Now, another concept I heard in Hong Kong but nowhere else was the need to teach young people ethics and morality, in order to prevent cyber bullying and bullying behaviors. Among the professors we had on our panel, there was a discussion about teaching positive values to help fight against human nature. Also they talked about teaching critical thinking skills (one made the joke that in Hong Kong they’ve only taught half of it, just to be critical without thinking.)
My last stop on this whirlwind tour was in Beijing. I expected many things to be different having never been in mainland China before. Imagine my surprise to find that the issue of cyber bullying is one that unifies our global Internet community! I met a professor from Peking University, Professor Li Lei, who shared his research into the many benefits of being online for young people. He discussed the benefits of youth exploring issues of identity (including sexual identity) while having anonymity. He even referenced the famous New Yorker cartoon about this issue (“on the Internet, nobody knows you are a dog”). Professor Li discussed the need of young people to have a sense of intimacy and this led to a presentation of the risks of using the online world to fill that need. So while the Internet is a necessity everywhere (and in China) some do get addicted or mistake online relationships with real ones. (Sounds just like home?)
Finally, we talked at length about issues of privacy. The students I met and the members of the media raised concerns about people failing to use privacy settings or using apps and software that share your private information without your knowledge.
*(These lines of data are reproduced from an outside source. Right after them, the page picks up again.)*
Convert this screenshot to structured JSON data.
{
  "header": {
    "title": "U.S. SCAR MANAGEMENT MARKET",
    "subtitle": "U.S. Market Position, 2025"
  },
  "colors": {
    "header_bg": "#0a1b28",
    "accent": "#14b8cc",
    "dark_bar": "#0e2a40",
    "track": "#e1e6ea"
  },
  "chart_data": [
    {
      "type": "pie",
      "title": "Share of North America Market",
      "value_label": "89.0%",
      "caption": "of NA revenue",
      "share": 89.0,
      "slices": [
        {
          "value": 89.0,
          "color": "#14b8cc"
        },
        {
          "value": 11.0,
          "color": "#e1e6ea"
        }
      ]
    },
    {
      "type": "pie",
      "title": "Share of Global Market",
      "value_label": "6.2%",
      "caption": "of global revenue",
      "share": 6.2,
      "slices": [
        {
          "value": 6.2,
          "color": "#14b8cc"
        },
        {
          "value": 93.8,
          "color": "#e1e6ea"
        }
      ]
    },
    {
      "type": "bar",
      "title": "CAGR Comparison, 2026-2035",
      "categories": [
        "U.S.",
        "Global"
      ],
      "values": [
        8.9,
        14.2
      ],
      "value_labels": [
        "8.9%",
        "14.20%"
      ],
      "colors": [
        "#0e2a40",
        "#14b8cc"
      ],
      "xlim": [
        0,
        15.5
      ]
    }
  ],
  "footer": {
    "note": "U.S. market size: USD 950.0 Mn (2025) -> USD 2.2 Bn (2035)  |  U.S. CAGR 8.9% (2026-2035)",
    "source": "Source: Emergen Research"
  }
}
In China an estimated 41.8% of youth use privacy settings, meaning most do not (according to Professor Li.) Girls tend to be more careful about their privacy than boys.
We talked about the way youth in China engage in cyber bullying or just inappropriate online behaviors. Most of it was quite familiar; flaming someone, harassing, defaming by spreading rumors, pretending to be someone else, forwarding private information and so forth. Boys tend to flame each other while girls tend to use more deceptive practices.
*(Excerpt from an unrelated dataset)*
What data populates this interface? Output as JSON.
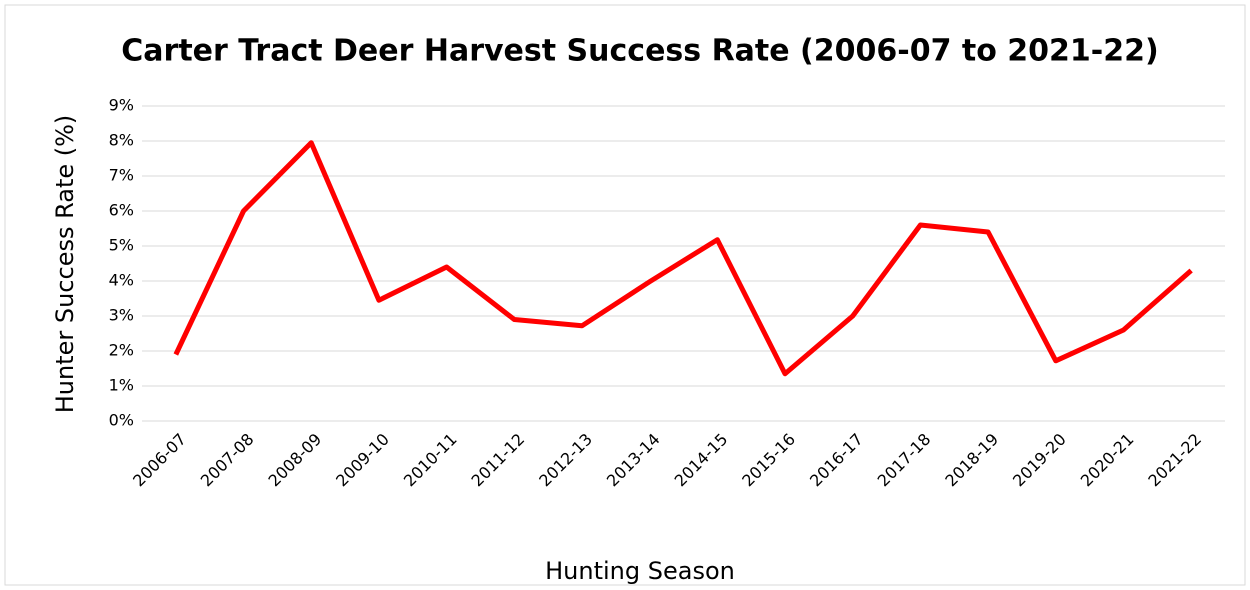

Clearly our global community is suffering the same issues and there isn’t any one recommended course of treatment, I’m afraid. I don’t think laws will fix the issue of cyber bullying though it might reassure parents of a tool to have that they currently don’t. Another issue, raised more in Japan than in my other two stops, was concern that even with effective laws addressing cyber bullying, the police lack the skills to properly investigate online activities. A recent story about a cyber hacker’s exploits in the Japanese news helped me understand why the local people I met would feel that way. In my discussions with the researchers and with the media, I shared some of the techniques I’ve been reading about that might be worth exploring in Asia: digital literacy programs to help young people use privacy and security settings properly; concepts of “digital Sabbaths” to help families put limits on their use of technology; social norm campaigns that have proven to curb physical bullying might prove similarly effective for online bullying, and I recommended finding ways older children can coach younger children on techniques for safe online use.